On Vie, 3 de Diciembre de 2004, 16:44, Upayavira dijo:
> That might help in the short term. But there's something special that
> happens in Cocoon - it has happened with flow, then CForms, but hasn't
> happened with JXTemplate. When everyone rounds on a technology, and
> thoroughly backs it. And that has still to happen in relation to
> templating. (or maybe it is already happenning, who knows).

Yep. I expect this would happen here too. Some months ago, some of us
closed JXTG bugs and added new features to it. ;-)

Best Regards,

Antonio Gallardo


Re: [RT] do me a favor, don't call them taglibs

Posted by Upayavira <uv...@upaya.co.uk>.
Antonio Gallardo wrote:

>On Vie, 3 de Diciembre de 2004, 15:35, Tony Collen dijo:
>  
>
>>Stefano Mazzocchi wrote:
>>
>>    
>>
>>>All I ask from a template language:
>>>
>>> 1) something that HTML designers can edit with Dreamweaver
>>> 2) something that doesn't use namespaced tags to identify dynamic
>>>scopes (clashes with #1)
>>> 3) something that doesn't use the name taglib
>>>
>>>That's pretty much all you have to do to make me happy.
>>>
>>>      
>>>
>>I believe I was responsible for originally "starting" the discussion
>>about fixing JXTG 2, so I feel like I should probably respond.
>>
>>JXTG works just fine.  I just didn't want to be freaked out looking at
>>the source.  At a minimum, having JXTG refactored, keeping the exact
>>same functionality, and my mind would be put at ease.
>>    
>>
>
>I can try to break the original JXTG in more classes. I mean in separated
>files.
>  
>
That might help in the short term. But there's something special that 
happens in Cocoon - it has happened with flow, then CForms, but hasn't 
happened with JXTemplate. When everyone rounds on a technology, and 
thoroughly backs it. And that has still to happen in relation to 
templating. (or maybe it is already happenning, who knows).

Regards, Upayavira


Re: [RT] do me a favor, don't call them taglibs

Posted by Antonio Gallardo <ag...@agssa.net>.
On Vie, 3 de Diciembre de 2004, 15:35, Tony Collen dijo:
> Stefano Mazzocchi wrote:
>
>> All I ask from a template language:
>>
>>  1) something that HTML designers can edit with Dreamweaver
>>  2) something that doesn't use namespaced tags to identify dynamic
>> scopes (clashes with #1)
>>  3) something that doesn't use the name taglib
>>
>> That's pretty much all you have to do to make me happy.
>>
>
> I believe I was responsible for originally "starting" the discussion
> about fixing JXTG 2, so I feel like I should probably respond.
>
> JXTG works just fine.  I just didn't want to be freaked out looking at
> the source.  At a minimum, having JXTG refactored, keeping the exact
> same functionality, and my mind would be put at ease.

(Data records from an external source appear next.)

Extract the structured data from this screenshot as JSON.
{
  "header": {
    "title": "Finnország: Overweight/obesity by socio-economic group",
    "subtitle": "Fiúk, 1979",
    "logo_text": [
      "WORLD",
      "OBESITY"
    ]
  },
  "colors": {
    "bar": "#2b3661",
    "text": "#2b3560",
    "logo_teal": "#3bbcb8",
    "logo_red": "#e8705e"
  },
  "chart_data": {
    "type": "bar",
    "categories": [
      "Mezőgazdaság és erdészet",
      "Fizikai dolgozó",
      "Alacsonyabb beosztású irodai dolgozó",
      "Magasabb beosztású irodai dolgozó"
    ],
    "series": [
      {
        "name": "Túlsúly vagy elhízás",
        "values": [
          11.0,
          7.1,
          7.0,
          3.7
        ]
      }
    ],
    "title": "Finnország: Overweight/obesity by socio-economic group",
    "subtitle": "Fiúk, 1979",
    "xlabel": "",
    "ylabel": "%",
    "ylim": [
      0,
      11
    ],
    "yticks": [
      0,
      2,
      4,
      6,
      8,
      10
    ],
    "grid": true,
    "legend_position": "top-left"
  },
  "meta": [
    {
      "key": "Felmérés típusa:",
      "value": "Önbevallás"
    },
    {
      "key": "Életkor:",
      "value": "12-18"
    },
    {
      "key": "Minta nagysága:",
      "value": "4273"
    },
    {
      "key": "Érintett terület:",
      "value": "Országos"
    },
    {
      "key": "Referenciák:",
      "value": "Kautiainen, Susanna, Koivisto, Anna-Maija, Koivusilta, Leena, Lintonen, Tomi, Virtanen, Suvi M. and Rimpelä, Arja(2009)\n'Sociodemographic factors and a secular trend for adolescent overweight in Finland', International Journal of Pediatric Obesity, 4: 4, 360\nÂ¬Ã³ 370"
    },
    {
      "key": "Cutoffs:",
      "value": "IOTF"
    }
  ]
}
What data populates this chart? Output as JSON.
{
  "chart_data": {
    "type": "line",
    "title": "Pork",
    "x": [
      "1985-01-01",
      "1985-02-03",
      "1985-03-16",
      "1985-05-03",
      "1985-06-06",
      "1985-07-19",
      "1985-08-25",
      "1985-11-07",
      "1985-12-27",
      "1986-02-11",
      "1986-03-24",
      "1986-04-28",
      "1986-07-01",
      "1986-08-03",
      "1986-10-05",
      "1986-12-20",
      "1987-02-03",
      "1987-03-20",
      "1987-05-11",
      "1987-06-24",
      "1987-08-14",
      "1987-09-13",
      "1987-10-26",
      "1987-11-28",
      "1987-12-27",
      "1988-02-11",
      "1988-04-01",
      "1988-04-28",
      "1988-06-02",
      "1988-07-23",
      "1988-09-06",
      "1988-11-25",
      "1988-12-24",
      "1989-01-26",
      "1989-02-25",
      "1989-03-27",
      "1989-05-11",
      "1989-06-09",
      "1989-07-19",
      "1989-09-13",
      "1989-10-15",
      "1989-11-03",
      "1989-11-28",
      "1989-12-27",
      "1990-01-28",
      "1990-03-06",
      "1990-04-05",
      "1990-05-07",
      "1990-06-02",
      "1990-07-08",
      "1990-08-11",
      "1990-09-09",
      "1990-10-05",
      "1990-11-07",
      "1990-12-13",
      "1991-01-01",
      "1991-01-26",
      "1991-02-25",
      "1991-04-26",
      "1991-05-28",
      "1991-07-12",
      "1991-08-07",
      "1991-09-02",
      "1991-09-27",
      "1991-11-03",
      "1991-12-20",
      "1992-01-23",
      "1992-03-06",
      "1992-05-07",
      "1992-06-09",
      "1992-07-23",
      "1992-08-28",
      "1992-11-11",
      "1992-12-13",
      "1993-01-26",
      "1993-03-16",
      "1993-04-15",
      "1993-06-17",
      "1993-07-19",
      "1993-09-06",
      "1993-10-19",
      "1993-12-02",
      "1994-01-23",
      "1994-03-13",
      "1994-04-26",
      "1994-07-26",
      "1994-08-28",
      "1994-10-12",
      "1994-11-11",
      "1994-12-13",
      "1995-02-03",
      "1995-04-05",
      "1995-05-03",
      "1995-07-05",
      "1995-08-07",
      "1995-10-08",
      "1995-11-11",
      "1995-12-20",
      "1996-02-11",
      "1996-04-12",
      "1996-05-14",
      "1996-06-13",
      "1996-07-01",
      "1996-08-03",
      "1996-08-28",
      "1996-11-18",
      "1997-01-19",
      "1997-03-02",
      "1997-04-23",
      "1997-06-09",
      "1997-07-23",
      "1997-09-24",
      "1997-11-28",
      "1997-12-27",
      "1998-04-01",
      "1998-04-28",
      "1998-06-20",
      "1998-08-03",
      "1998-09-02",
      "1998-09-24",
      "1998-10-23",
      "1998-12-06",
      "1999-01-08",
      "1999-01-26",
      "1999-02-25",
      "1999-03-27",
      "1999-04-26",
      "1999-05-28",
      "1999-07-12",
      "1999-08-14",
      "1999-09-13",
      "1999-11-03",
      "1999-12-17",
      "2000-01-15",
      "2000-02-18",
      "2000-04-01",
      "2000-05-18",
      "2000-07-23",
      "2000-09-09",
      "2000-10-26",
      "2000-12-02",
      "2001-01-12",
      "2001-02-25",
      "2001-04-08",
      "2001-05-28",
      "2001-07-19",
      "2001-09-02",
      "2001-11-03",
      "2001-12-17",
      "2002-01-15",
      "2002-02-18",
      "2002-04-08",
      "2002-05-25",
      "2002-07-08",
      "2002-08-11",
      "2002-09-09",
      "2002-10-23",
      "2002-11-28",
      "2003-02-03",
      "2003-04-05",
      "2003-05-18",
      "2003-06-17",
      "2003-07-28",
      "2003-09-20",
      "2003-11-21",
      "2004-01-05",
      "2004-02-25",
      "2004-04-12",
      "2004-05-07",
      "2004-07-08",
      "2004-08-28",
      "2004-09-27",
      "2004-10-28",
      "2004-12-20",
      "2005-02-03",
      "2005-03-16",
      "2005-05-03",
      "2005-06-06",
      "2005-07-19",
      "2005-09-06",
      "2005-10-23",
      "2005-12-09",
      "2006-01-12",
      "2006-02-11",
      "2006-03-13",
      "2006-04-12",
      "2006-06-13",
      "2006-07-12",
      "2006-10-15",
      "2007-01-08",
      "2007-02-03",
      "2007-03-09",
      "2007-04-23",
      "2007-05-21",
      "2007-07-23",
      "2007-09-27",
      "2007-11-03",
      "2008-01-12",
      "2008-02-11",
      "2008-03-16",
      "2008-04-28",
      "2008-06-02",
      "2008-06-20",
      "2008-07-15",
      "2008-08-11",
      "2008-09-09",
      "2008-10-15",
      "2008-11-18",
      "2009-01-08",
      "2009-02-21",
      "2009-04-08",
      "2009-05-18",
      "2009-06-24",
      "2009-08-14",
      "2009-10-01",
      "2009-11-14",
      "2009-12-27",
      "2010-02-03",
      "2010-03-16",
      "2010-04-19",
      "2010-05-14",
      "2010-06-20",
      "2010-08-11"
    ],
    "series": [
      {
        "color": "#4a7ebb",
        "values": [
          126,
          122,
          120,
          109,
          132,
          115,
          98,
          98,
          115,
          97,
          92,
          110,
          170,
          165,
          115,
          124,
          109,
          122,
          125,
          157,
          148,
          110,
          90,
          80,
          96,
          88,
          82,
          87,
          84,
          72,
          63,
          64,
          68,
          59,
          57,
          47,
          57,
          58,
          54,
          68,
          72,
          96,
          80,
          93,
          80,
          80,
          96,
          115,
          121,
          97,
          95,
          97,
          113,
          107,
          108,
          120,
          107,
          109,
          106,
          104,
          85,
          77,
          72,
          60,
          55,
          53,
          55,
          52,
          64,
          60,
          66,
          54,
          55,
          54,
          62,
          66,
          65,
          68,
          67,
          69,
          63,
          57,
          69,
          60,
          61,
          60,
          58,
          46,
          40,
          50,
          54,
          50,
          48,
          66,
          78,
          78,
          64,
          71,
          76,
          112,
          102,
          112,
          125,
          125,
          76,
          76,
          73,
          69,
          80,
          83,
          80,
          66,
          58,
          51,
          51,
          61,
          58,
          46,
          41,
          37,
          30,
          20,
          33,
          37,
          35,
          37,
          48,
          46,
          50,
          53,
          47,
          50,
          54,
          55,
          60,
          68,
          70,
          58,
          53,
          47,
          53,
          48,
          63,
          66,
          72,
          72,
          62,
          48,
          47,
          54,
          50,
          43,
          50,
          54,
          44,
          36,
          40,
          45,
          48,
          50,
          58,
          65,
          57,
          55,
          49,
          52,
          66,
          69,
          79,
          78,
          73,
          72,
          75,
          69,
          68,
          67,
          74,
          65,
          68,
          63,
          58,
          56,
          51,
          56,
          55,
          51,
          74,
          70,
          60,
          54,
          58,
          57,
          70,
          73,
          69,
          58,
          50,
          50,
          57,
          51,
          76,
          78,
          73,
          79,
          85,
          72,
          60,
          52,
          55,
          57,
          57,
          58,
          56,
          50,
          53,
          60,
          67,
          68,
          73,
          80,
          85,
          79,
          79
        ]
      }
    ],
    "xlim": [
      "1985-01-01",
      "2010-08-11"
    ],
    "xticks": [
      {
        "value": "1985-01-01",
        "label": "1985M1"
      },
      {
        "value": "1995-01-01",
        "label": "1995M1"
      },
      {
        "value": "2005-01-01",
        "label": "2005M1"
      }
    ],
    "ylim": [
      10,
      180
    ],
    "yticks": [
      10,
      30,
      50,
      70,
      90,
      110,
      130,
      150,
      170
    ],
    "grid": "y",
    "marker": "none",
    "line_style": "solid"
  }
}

I can try to break the original JXTG in more classes. I mean in separated
files.

WDYT?

Best Regards,

Antonio Gallardo.


Re: [RT] do me a favor, don't call them taglibs

Posted by Tony Collen <co...@umn.edu>.
Stefano Mazzocchi wrote:

> All I ask from a template language:
> 
>  1) something that HTML designers can edit with Dreamweaver
>  2) something that doesn't use namespaced tags to identify dynamic 
> scopes (clashes with #1)
>  3) something that doesn't use the name taglib
> 
> That's pretty much all you have to do to make me happy.
> 

I believe I was responsible for originally "starting" the discussion
about fixing JXTG 2, so I feel like I should probably respond.

JXTG works just fine.  I just didn't want to be freaked out looking at
the source.  At a minimum, having JXTG refactored, keeping the exact
same functionality, and my mind would be put at ease.